Beding niet voor binden werknemers
Het beding is niet bedoeld om werknemers te binden. Het enkele feit dat een werknemer in de uitoefening van zijn functie kennis en ervaring heeft opgedaan, betekent nog niet dat de werkgever bij het vertrek van die werknemer, en ook niet bij het vertrek van die werknemer naar een concurrent, in zijn bedrijfsdebiet is aangetast. Dat een werknemer bij zijn vertrek kennis en ervaring die is opgedaan bij zijn werkgever ‘meeneemt’ is inherent aan zijn vertrek. Dat de nieuwe werkgever profijt heeft van de kennis en ervaring van de werknemer is inherent aan het in dienst nemen van een werknemer met kennis en ervaring.
Geen bescherming tegen vertrek ervaren werknemer
Het concurrentiebeding biedt geen bescherming tegen het vertrek van een ervaren werknemer en tegen de indiensttreding van die werknemer bij een concurrent van de oude werkgever, maar alleen tegen de aantasting van het bedrijfsdebiet door zo’n overstap.
Voordelen voor nieuwe werkgever door kennis of netwerk
Van zo’n aantasting zal bijvoorbeeld sprake zijn wanneer de betrokken werknemer door zijn functie op de hoogte is van essentiële relevante (commerciële en technische) informatie of van unieke werkprocessen en strategieën en hij deze kennis ten behoeve van zijn nieuwe werkgever kan gebruiken, waardoor de nieuwe werkgever in de concurrentieslag met de oude werkgever in het voordeel is, of bijvoorbeeld doordat de werknemer zo intensief samenwerkt met bepaalde klanten van de oude werkgever dat deze klanten overstappen naar diens nieuwe werkgever.
(…)
Belang werknemer groter dan van werkgever
De belangen tegen elkaar afwegend oordeelt het hof voorshands dat het belang van de werknemer om van de werking van het concurrentiebeding ontheven te worden groter is dan het belang van de werkgever bij handhaving daarvan. Dit betekent dat het hof, anders dan de kantonrechter, oordeelt dat voorshands voldoende aannemelijk is dat de bodemrechter het concurrentiebeding zal vernietigen, zodat de kantonrechter ten onrechte de vorderingen in conventie heeft toegewezen en de vorderingen in reconventie heeft afgewezen.”
Vervangend personeel vinden
Onderdeel 2.2 van het middel bevat onder meer een klacht die erop neerkomt dat het hof heeft miskend dat bij de hier te maken belangenafweging op grond van art. 7:653 BW ook moet worden meegewogen het belang van de werkgever om de werknemer nog een zekere tijd te binden zodat de werkgever de gelegenheid krijgt om in een krappe arbeidsmarkt vervangend personeel te vinden.
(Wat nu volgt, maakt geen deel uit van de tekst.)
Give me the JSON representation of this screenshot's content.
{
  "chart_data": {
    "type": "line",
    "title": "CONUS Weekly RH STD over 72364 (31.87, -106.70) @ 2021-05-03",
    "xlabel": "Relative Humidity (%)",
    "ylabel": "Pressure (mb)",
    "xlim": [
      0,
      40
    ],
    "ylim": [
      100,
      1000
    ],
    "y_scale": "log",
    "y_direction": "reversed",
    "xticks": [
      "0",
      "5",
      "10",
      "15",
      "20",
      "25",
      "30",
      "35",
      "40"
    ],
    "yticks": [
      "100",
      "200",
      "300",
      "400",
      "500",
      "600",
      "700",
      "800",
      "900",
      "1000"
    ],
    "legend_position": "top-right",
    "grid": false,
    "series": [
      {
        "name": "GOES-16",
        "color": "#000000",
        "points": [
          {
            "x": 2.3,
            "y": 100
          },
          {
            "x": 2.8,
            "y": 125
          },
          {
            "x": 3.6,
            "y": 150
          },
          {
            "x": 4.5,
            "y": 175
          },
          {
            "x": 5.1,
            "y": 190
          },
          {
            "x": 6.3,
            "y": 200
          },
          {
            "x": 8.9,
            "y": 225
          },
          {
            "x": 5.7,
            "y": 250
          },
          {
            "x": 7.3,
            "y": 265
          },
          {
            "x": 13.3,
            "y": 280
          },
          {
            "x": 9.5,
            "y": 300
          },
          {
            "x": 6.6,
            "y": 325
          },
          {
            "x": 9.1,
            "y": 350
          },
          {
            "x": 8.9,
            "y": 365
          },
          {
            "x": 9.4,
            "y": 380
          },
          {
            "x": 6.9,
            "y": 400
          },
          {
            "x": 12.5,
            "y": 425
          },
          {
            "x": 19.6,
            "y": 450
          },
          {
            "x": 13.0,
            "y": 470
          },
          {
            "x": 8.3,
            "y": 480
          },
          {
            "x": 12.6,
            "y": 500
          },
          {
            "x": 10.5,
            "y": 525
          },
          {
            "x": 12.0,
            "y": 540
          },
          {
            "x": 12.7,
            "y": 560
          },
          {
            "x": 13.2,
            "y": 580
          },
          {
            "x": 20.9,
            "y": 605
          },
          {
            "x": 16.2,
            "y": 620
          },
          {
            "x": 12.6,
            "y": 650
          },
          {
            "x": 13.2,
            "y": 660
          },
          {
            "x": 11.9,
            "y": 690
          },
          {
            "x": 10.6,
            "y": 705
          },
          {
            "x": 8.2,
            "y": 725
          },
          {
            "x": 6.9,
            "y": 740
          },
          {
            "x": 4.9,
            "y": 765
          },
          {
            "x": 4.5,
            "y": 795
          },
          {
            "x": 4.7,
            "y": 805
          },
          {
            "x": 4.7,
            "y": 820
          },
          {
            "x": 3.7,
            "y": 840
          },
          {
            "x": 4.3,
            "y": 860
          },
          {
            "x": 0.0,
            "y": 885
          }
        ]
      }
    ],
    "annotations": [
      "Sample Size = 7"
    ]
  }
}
Anders komt de bedrijfsvoering en de continuïteit van de onderneming in het gedrang, hetgeen ten koste gaat van het bedrijfsdebiet. Een concurrentiebeding strekt er ook toe om dit belang van de werkgever te waarborgen, aldus de klacht.
Onbillijk benadeeld
Een beding tussen de werkgever en de werknemer waarbij deze laatste wordt beperkt in zijn bevoegdheid om na het einde van de overeenkomst op zekere wijze werkzaam te zijn, kan door de rechter geheel of gedeeltelijk worden vernietigd indien in verhouding tot het te beschermen belang van de werkgever, de werknemer door dat beding onbillijk wordt benadeeld.
Een vordering tot gehele of gedeeltelijke vernietiging van een dergelijk beding kan niet in kort geding worden toegewezen. In kort geding kan wel een vordering tot schorsing van een dergelijk beding worden toegewezen. Bij de beoordeling van deze vordering moet de voorzieningenrechter zich een voorlopig oordeel vormen over de op grond van art. 7:653 lid 3, aanhef en onder b, BW te maken belangenafweging.
Klacht faalt
Bij de hiervoor bedoelde belangenafweging speelt geen rol het belang van de werkgever om een werknemer nog een zekere tijd in dienst te houden, ook niet indien de werkgever tijd nodig heeft om in een krappe arbeidsmarkt vervangend personeel te vinden. De genoemde klacht faalt dus.
De overige klachten van het middel kunnen evenmin tot cassatie leiden.